Abstract We have previously shown that multi-parameter analysis of the DNA replication initiation machinery (Mcm2-7, geminin) and mitotic proteins (Plk1, Aurora A, H3S10ph), expressed during various phases of the cell division cycle, provides a method to accurately assess the proliferative state of dynamic tumour cell populations. We have shown that this novel form of cell cycle biomarker analysis allows separation of breast cancers into three discrete cell cycle phenotypes of major prognostic significance including (i) an out-of-cycle state, (ii) a G1-delayed/arrested state and (iii) an actively cycling state.

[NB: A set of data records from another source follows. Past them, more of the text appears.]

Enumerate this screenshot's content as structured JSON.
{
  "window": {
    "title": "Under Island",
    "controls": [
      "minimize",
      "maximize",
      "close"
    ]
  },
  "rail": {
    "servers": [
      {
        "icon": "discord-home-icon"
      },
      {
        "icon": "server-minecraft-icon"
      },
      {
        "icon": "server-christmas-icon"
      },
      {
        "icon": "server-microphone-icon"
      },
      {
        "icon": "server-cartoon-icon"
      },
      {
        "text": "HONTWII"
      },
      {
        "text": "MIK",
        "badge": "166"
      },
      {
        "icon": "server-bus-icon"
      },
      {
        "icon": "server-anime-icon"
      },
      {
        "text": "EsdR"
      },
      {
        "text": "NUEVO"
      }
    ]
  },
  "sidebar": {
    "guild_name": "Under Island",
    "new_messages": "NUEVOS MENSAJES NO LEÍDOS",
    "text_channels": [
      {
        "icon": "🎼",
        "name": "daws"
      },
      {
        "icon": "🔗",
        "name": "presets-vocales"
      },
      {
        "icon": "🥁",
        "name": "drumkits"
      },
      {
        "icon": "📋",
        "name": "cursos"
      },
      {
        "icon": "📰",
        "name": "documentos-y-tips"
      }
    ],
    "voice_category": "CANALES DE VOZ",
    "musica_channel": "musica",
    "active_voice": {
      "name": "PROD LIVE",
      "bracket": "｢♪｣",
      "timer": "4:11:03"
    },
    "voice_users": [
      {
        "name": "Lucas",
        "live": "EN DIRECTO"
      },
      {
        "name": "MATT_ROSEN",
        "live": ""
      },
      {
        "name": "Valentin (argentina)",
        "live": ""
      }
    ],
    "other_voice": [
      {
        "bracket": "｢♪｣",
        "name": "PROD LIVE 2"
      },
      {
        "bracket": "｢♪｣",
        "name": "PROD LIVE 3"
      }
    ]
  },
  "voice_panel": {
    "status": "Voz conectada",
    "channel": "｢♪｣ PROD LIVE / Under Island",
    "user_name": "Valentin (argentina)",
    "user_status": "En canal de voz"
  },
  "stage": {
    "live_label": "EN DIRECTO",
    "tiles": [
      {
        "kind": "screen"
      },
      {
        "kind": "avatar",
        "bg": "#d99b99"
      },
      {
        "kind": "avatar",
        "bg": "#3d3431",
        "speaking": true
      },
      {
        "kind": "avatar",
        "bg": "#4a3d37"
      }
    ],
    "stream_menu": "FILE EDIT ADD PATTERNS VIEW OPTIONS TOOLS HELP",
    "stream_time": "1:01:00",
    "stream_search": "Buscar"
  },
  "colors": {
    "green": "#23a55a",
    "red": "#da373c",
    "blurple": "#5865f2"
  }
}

Importantly, we identified groups of patients with apparently good grade cancers on routine clinicopathological criteria but who nevertheless exhibited the poor prognostic actively cycling phenotype (iii) and might therefore benefit from adjuvant chemotherapy. Additionally, we identified patients with typically poor prognosis tumours but which were actually cycling slowly (phenotype i or ii) and therefore likely not to have benefited from chemotherapy. Notably, when this cell cycle algorithm was used in a multi-variate analysis, the effect of Ki-67 disappeared. We have now applied the algorithm to 72 cases of DCIS (all of which were re-graded by one pathologist for consistency) and also to a TMA of 136 cases with known outcome from the UK DICS trial. There was excellent correlation between tumour grade and p53 status. The high grade DCIS was positively associated with a high cell cycle score (actively cycling phenotype iii; 28 out of 34 tumours) and low grade DCIS was associated with a low score (namely phenotypes i and ii; 13 out of 19). Interestingly, 7 of the 10 intermediate grade DCIS could be classified as phenotype, i or iii suggesting that the algorithm may be useful in stratifying this group of patients. A clinical correlation between phenotype III and recurrence and/or progression to invasive disease was evident. Further analysis of this from data derived from the TMAs generated from the UK DCIS trial will be presented. If the early findings are confirmed we may be able to solve the dilemma of which cases of DCIS need treatment and which we currently overtreat. Citation Information: Cancer Res 2012;72(24 Suppl):Abstract nr PD04-08.